Posted: September 1st, 2011 | No Comments »

Without doubt Graham Greene is a God and his imagined world of Greeneland always a place to happily visit – he made ‘seedy’ popular and the turned the thriller into an art form – think Brighton Rock, The Ministry of Fear, The Comedians, The Quiet American, Our Man in Havana, The Third Man. And then there’s the great searing novels – The Power and the Glory, The End of the Affair, The Heart of the Matter. He was a traveller (and just with his aunt!); The Lawless Roads, Journey Without Maps. He also dabbled in plays, a lesser known fact I think – The Living Room probably remains the best known.

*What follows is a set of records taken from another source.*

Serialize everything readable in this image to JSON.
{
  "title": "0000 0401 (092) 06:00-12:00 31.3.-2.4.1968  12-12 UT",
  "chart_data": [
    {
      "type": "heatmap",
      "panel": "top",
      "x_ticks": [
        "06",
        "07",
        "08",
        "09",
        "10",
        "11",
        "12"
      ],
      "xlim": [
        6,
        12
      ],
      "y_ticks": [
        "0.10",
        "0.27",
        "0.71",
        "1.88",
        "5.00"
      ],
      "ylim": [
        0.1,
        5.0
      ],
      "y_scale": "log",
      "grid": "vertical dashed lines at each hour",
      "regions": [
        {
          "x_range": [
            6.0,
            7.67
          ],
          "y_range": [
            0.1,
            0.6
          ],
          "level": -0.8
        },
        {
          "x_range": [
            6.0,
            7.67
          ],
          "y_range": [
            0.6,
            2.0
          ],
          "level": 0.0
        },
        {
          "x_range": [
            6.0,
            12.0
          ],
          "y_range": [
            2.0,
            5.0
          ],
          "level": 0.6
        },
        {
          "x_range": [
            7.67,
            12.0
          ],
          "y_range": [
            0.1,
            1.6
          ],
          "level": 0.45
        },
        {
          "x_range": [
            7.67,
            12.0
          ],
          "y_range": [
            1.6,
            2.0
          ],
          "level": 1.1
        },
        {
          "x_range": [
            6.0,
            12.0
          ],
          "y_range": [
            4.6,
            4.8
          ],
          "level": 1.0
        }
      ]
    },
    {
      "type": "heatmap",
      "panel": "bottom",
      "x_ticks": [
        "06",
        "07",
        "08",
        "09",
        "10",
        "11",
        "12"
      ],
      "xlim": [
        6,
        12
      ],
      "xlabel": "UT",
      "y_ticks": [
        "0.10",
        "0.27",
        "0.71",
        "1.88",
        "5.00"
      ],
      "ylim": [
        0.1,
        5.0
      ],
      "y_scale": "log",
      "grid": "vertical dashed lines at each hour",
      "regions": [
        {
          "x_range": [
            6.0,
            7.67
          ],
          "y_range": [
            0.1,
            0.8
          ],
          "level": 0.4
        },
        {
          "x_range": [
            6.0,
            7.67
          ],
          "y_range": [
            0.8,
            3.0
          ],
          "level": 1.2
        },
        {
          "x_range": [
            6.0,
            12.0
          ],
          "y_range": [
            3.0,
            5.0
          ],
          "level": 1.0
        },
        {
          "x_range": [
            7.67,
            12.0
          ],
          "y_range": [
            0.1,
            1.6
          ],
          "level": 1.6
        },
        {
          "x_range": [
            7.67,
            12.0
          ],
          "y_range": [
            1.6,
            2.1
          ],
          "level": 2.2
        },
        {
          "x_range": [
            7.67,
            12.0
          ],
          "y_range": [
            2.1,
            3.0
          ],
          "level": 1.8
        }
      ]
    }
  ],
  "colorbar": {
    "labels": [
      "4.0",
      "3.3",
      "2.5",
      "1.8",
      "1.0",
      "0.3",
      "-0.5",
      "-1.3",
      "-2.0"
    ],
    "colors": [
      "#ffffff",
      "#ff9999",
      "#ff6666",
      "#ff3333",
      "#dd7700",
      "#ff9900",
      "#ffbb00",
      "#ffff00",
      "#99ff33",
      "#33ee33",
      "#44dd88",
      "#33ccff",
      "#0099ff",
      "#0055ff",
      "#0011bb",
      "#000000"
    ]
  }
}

But, Greene aficionado as I am, I was unaware of his almost China play. Recently I read (and I’m not sure why it’s taken me nearly 45 years to get round to reading it in Greene’s memoir Ways of Escape. So here’s what the man himself says it would have been, had he finished it…

“…a comedy based on one of the frequent kidnapping incidents which took place in Japanese-occupied Manchuria before the last war, never reached the second act. I was pleased enough with the first: the scene of a draughty railway station on the Manchurian border: the characters a Japanese officer always busy at his typewriter, a correspondent of the Daily Mail, a paper which had embarrassed the authorities by offering a large reward for the return of the kidnapped (there were no currency problems in those happy old-world days), the British Consul, a Chinese go-between, the anxious husband, and last the kidnapped couple – the wife and a young employee who had been taken by the bandits while riding at a local race-club. the husband’s anxiety was less for his wife’s safety than for his own marital security, since the victims, according to the Press, had been bound together by the wrists for the last fortnight, night and day. I liked my first act. There seemed to me a freshness and authenticity in the setting, the action marched, but alas! when I came to time it, the first act only lasted for eighteen minutes and a half. It was to be a play in two acts, and the second act was to be shorter than the first…I abandoned my play with reluctance.